Ein Selenmangel liegt vor, wenn die Selenzufuhr dauerhaft unter dem Bedarf liegt und die Bildung von Selenoproteinen eingeschränkt ist. Selen ist ein essenzielles Spurenelement, das der Körper nicht selbst herstellen kann und über die Nahrung aufnehmen muss. Laut Rayman (2000) ist Selen für die Funktion zahlreicher Enzyme unverzichtbar, insbesondere für jene, die oxidativen Stress kontrollieren.
Der menschliche Selenstatus hängt stark vom Selengehalt der Nahrungskette ab. Pflanzen nehmen Selen aus dem Boden auf, Tiere wiederum über Futtermittel. Ist der Boden selenarm, sind auch Pflanzen, Fleisch und Milchprodukte entsprechend selenarm. Laut White und Broadley (2009) zählt Selen zu jenen sieben Mineralelementen, die in menschlichen Ernährungsweisen häufig in unzureichender Menge vorkommen. Ein Mangel entsteht somit nicht nur durch individuelles Ernährungsverhalten, sondern wesentlich durch geografische und geologische Bedingungen.
Welche Rolle spielt der Boden bei Selenmangel?

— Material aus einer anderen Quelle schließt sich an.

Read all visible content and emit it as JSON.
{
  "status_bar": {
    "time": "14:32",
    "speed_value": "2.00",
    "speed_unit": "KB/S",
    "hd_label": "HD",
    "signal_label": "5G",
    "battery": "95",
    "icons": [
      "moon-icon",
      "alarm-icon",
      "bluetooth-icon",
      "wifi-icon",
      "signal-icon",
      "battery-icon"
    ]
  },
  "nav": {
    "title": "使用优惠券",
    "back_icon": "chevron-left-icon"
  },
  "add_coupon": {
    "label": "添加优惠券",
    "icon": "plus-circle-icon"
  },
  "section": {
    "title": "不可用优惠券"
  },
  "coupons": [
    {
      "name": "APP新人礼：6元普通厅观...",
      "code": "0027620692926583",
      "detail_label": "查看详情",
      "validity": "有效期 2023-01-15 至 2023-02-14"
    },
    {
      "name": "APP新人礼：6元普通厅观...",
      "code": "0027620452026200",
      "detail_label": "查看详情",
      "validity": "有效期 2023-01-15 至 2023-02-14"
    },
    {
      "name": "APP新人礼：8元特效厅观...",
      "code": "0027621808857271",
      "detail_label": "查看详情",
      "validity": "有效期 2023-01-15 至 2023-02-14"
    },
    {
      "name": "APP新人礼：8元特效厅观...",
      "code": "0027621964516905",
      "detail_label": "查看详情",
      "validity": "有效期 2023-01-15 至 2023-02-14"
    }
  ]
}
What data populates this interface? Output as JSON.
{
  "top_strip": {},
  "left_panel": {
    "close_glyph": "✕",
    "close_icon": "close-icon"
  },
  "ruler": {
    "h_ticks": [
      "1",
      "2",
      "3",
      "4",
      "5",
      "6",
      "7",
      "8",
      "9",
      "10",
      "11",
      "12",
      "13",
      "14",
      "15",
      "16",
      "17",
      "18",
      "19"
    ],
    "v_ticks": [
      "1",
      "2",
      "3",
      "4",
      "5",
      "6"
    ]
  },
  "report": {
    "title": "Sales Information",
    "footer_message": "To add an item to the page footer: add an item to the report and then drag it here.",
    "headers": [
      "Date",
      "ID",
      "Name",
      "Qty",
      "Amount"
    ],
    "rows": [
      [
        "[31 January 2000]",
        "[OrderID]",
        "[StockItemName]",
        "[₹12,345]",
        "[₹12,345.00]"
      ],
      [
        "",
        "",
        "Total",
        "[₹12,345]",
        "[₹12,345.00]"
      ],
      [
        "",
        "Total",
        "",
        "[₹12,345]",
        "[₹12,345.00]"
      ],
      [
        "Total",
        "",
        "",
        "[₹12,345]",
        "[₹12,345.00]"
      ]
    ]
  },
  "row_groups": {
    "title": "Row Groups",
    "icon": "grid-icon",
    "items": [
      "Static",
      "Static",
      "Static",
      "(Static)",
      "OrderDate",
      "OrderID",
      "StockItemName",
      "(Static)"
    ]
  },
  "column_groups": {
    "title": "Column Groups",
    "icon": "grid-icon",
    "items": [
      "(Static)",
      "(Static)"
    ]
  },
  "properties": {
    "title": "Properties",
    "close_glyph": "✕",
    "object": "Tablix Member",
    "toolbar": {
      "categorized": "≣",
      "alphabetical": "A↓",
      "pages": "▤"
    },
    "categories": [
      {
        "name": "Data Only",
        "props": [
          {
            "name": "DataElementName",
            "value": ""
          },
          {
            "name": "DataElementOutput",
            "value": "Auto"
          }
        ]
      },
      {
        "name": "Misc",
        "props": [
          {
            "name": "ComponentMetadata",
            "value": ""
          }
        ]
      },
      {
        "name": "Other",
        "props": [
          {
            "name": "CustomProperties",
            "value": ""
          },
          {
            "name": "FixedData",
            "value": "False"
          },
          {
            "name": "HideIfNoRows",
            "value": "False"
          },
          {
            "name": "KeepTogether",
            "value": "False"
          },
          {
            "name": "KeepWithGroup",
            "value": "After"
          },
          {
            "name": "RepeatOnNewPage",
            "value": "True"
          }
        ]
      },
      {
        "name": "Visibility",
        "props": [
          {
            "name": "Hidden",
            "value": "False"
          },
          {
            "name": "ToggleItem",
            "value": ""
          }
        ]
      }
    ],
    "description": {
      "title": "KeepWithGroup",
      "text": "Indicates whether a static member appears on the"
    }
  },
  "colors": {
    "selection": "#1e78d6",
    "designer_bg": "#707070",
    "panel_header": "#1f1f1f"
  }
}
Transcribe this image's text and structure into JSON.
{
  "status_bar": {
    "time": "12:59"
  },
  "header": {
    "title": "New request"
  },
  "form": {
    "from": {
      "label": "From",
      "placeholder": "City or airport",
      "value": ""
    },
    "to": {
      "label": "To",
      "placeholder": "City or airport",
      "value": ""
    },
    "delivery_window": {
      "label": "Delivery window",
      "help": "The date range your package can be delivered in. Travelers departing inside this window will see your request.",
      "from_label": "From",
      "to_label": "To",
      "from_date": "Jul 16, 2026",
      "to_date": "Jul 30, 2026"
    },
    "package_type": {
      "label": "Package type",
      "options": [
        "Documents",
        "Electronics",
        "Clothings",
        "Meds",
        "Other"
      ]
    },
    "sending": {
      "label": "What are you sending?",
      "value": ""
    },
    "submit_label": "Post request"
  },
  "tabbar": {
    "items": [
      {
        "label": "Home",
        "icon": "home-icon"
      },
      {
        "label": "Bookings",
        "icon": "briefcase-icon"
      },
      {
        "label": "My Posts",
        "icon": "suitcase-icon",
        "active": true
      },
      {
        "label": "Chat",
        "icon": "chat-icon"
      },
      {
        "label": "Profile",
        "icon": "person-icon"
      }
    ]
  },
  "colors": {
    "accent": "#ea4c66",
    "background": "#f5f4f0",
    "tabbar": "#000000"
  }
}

Die wichtigste Ursache für eine niedrige Selenversorgung ganzer Bevölkerungsgruppen ist der geringe Selengehalt landwirtschaftlicher Böden. Der Selengehalt von Böden variiert weltweit erheblich, abhängig von Gesteinszusammensetzung, pH-Wert, Niederschlag und Bodenchemie.
Laut White und Broadley (2009) lassen sich Nutzpflanzen durch sogenannte Biofortifikation mit Selen anreichern, um die Versorgung der Bevölkerung zu verbessern. In Regionen mit selenarmen Böden – etwa Teile Europas, Chinas und Neuseelands – ist die durchschnittliche Selenzufuhr niedriger als in Gebieten mit selenreichen Böden, wie es in Teilen Nordamerikas der Fall ist. Laut Rayman (2012) trägt diese geologische Verteilung dazu bei, dass weltweit eine erhebliche Zahl von Menschen suboptimal mit Selen versorgt ist.
Zu den bodenbezogenen Einflussfaktoren zählen:
- Geringer Selengehalt des Ausgangsgesteins in bestimmten geologischen Regionen
- Saure Böden, in denen Selen schlechter pflanzenverfügbar ist
- Hohe Niederschläge, die Selen aus dem Oberboden auswaschen
- Veränderte Landwirtschaftspraktiken und importierte Futtermittel mit unterschiedlichem Selengehalt
Welche ernährungsbedingten Ursachen gibt es?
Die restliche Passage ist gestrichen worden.